Monday, July 19, 2010

Getting Help: How to Start the Conversation and Find Professional Services

By Felicia Wong, M.D.

Many people don’t seek mental health care when they need it. This is particularly true for members of ethnic minorities, for whom physical illness is often considered more culturally acceptable than mental illness. Research has shown, for example, that Asian Americans are three times less likely than members of other ethnic groups to seek mental health services. This has more to do with lack of appropriate services, and barriers to services—including stigma, language and cultural differences—rather than the lack of need for services.
The important thing to remember is that with proper treatment, most symptoms of mental illness can be controlled. If the possibility of mental illness is a concern for you or someone you care about, please recognize there is no shame in seeking treatment and/or help.

Over the years, many people have asked me how to get help for themselves, a family member or a friend who is suffering. Navigating the mental health system is not easy, and the stigma and shame associated with mental illness make it even more difficult. Where someone may find it easy to ask a friend to recommend a family doctor or a dentist, people sometimes hesitate to ask about psychiatrists or therapists due to fears of being judged, or perhaps appearing "emotionally weak".

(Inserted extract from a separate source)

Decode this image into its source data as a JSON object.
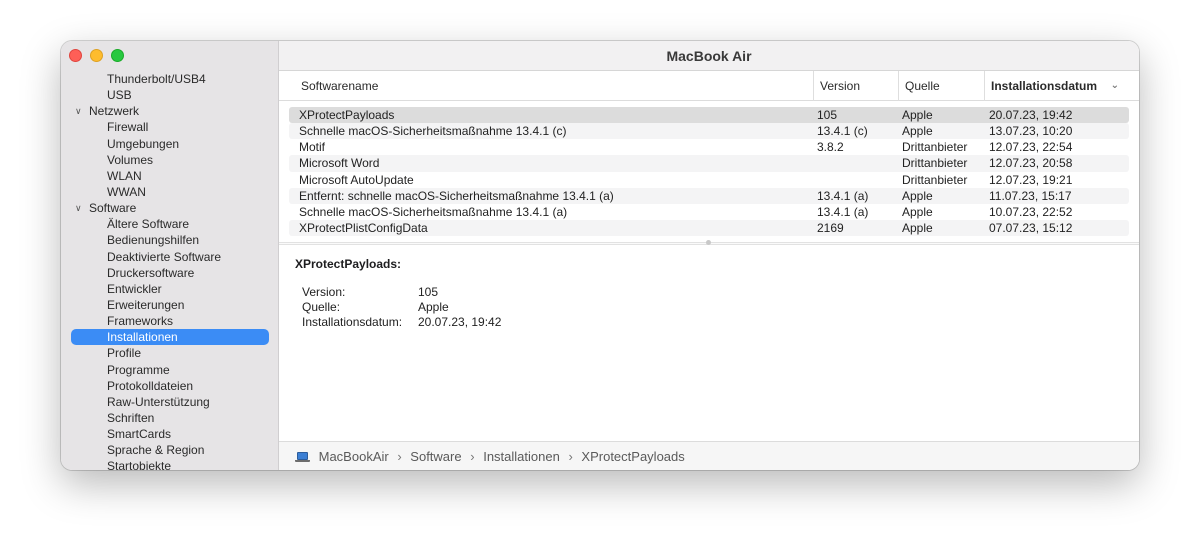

There are many places to go for help. A good place to start is by asking your family doctor or primary care doctor. In a crisis, emergency rooms can provide temporary relief for you or a loved one, and emergency room personnel may be able to guide you to further help.

Other potential resources include:
  • mental health specialists such as psychiatrists, psychologists, social workers or mental health counselors;
  • community mental health centers;
  • hospital psychiatry departments, outpatient clinics and/or inpatient units;
  • family services, social agencies, or clergy;
  • peer support groups;
  • private clinics and facilities;
  • employee assistance program; or
  • the phone book or web - search "mental health," "health," "social services," "hotlines," or "physicians" for phone numbers and addresses.